La relocalisation de l’Hôpital général, une réponse sanitaire ou un aveu d’impuissance du CPT ?
Le Conseil présidentiel de transition (CPT) a officialisé, ce mercredi 24 septembre, un protocole d’accord avec les ministères de la Santé publique et de l’Économie visant à relocaliser provisoirement l’Hôpital de l’Université d’État d’Haïti (HUEH). La cérémonie s’est tenue à la Villa d’Accueil, en présence des conseillers-présidents Leslie Voltaire, Louis Gérald Gilles, Smith Augustin et Emmanuel Vertilaire.

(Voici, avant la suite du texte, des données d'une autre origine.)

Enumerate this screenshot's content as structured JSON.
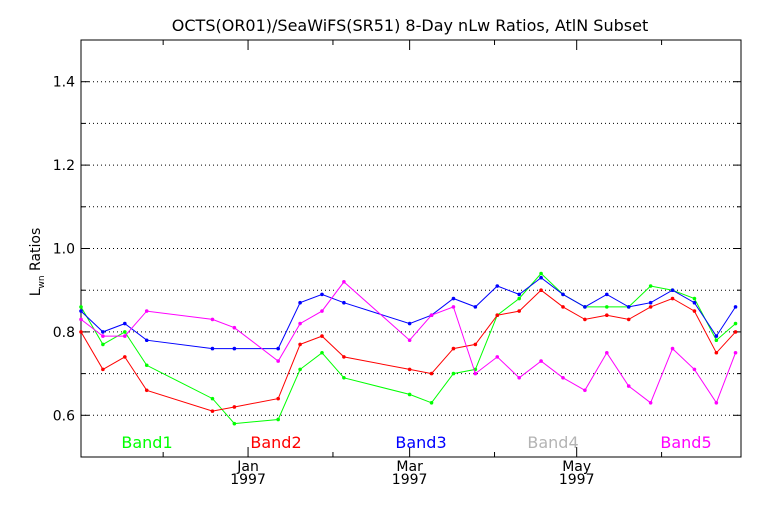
{
  "chart_data": {
    "type": "line",
    "title": "OCTS(OR01)/SeaWiFS(SR51) 8-Day nLw Ratios, AtlN Subset",
    "ylabel_main": "L",
    "ylabel_sub": "wn",
    "ylabel_rest": " Ratios",
    "xlabel": "",
    "ylim": [
      0.5,
      1.5
    ],
    "xlim": [
      "1996-11-01",
      "1997-06-30"
    ],
    "y_ticks": [
      0.6,
      0.8,
      1.0,
      1.2,
      1.4
    ],
    "y_tick_labels": [
      "0.6",
      "0.8",
      "1.0",
      "1.2",
      "1.4"
    ],
    "y_grid": [
      0.6,
      0.7,
      0.8,
      0.9,
      1.0,
      1.1,
      1.2,
      1.3,
      1.4
    ],
    "x_tick_labels": [
      {
        "month": "Jan",
        "year": "1997",
        "date": "1997-01-01"
      },
      {
        "month": "Mar",
        "year": "1997",
        "date": "1997-03-01"
      },
      {
        "month": "May",
        "year": "1997",
        "date": "1997-05-01"
      }
    ],
    "x_minor_ticks": [
      "1996-12-01",
      "1997-02-01",
      "1997-04-01",
      "1997-06-01"
    ],
    "grid": "horizontal dotted",
    "legend_position": "bottom inside plot",
    "series": [
      {
        "name": "Band1",
        "color": "#00ff00",
        "x": [
          "1996-11-01",
          "1996-11-09",
          "1996-11-17",
          "1996-11-25",
          "1996-12-19",
          "1996-12-27",
          "1997-01-12",
          "1997-01-20",
          "1997-01-28",
          "1997-02-05",
          "1997-03-01",
          "1997-03-09",
          "1997-03-17",
          "1997-03-25",
          "1997-04-02",
          "1997-04-10",
          "1997-04-18",
          "1997-04-26",
          "1997-05-04",
          "1997-05-12",
          "1997-05-20",
          "1997-05-28",
          "1997-06-05",
          "1997-06-13",
          "1997-06-21",
          "1997-06-28"
        ],
        "y": [
          0.86,
          0.77,
          0.8,
          0.72,
          0.64,
          0.58,
          0.59,
          0.71,
          0.75,
          0.69,
          0.65,
          0.63,
          0.7,
          0.71,
          0.84,
          0.88,
          0.94,
          0.89,
          0.86,
          0.86,
          0.86,
          0.91,
          0.9,
          0.88,
          0.78,
          0.82
        ]
      },
      {
        "name": "Band2",
        "color": "#ff0000",
        "x": [
          "1996-11-01",
          "1996-11-09",
          "1996-11-17",
          "1996-11-25",
          "1996-12-19",
          "1996-12-27",
          "1997-01-12",
          "1997-01-20",
          "1997-01-28",
          "1997-02-05",
          "1997-03-01",
          "1997-03-09",
          "1997-03-17",
          "1997-03-25",
          "1997-04-02",
          "1997-04-10",
          "1997-04-18",
          "1997-04-26",
          "1997-05-04",
          "1997-05-12",
          "1997-05-20",
          "1997-05-28",
          "1997-06-05",
          "1997-06-13",
          "1997-06-21",
          "1997-06-28"
        ],
        "y": [
          0.8,
          0.71,
          0.74,
          0.66,
          0.61,
          0.62,
          0.64,
          0.77,
          0.79,
          0.74,
          0.71,
          0.7,
          0.76,
          0.77,
          0.84,
          0.85,
          0.9,
          0.86,
          0.83,
          0.84,
          0.83,
          0.86,
          0.88,
          0.85,
          0.75,
          0.8
        ]
      },
      {
        "name": "Band3",
        "color": "#0000ff",
        "x": [
          "1996-11-01",
          "1996-11-09",
          "1996-11-17",
          "1996-11-25",
          "1996-12-19",
          "1996-12-27",
          "1997-01-12",
          "1997-01-20",
          "1997-01-28",
          "1997-02-05",
          "1997-03-01",
          "1997-03-09",
          "1997-03-17",
          "1997-03-25",
          "1997-04-02",
          "1997-04-10",
          "1997-04-18",
          "1997-04-26",
          "1997-05-04",
          "1997-05-12",
          "1997-05-20",
          "1997-05-28",
          "1997-06-05",
          "1997-06-13",
          "1997-06-21",
          "1997-06-28"
        ],
        "y": [
          0.85,
          0.8,
          0.82,
          0.78,
          0.76,
          0.76,
          0.76,
          0.87,
          0.89,
          0.87,
          0.82,
          0.84,
          0.88,
          0.86,
          0.91,
          0.89,
          0.93,
          0.89,
          0.86,
          0.89,
          0.86,
          0.87,
          0.9,
          0.87,
          0.79,
          0.86
        ]
      },
      {
        "name": "Band4",
        "color": "#b4b4b4",
        "x": [],
        "y": []
      },
      {
        "name": "Band5",
        "color": "#ff00ff",
        "x": [
          "1996-11-01",
          "1996-11-09",
          "1996-11-17",
          "1996-11-25",
          "1996-12-19",
          "1996-12-27",
          "1997-01-12",
          "1997-01-20",
          "1997-01-28",
          "1997-02-05",
          "1997-03-01",
          "1997-03-09",
          "1997-03-17",
          "1997-03-25",
          "1997-04-02",
          "1997-04-10",
          "1997-04-18",
          "1997-04-26",
          "1997-05-04",
          "1997-05-12",
          "1997-05-20",
          "1997-05-28",
          "1997-06-05",
          "1997-06-13",
          "1997-06-21",
          "1997-06-28"
        ],
        "y": [
          0.83,
          0.79,
          0.79,
          0.85,
          0.83,
          0.81,
          0.73,
          0.82,
          0.85,
          0.92,
          0.78,
          0.84,
          0.86,
          0.7,
          0.74,
          0.69,
          0.73,
          0.69,
          0.66,
          0.75,
          0.67,
          0.63,
          0.76,
          0.71,
          0.63,
          0.75
        ]
      }
    ]
  }
}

Dans son intervention, Leslie Voltaire a présenté cette décision comme une réponse urgente à la crise sanitaire, soulignant qu’elle permettrait de « donner un nouveau souffle au système de santé », en attendant la réouverture de l’HUEH au centre-ville.
Cependant, derrière le vernis officiel, de nombreuses voix s’élèvent pour dénoncer ce choix. Car relocaliser l’Hôpital général revient, pour plusieurs observateurs, à contourner le problème plutôt que de l’affronter. En effet, le plus grand centre hospitalier du pays a dû fermer ses portes depuis mars 2023, date à laquelle l’État a perdu le contrôle de la zone face à la montée en puissance des groupes armés dans le centre de Port-au-Prince.
Plutôt que de mettre l’accent sur une véritable stratégie de pacification de la capitale, le gouvernement s’accommode d’une solution temporaire qui risque de devenir permanente. Pour certains analystes, cette approche traduit une incapacité, voire un refus, de l’État à garantir le droit fondamental des citoyens à évoluer dans un environnement sécurisé, condition indispensable pour un retour à la normale.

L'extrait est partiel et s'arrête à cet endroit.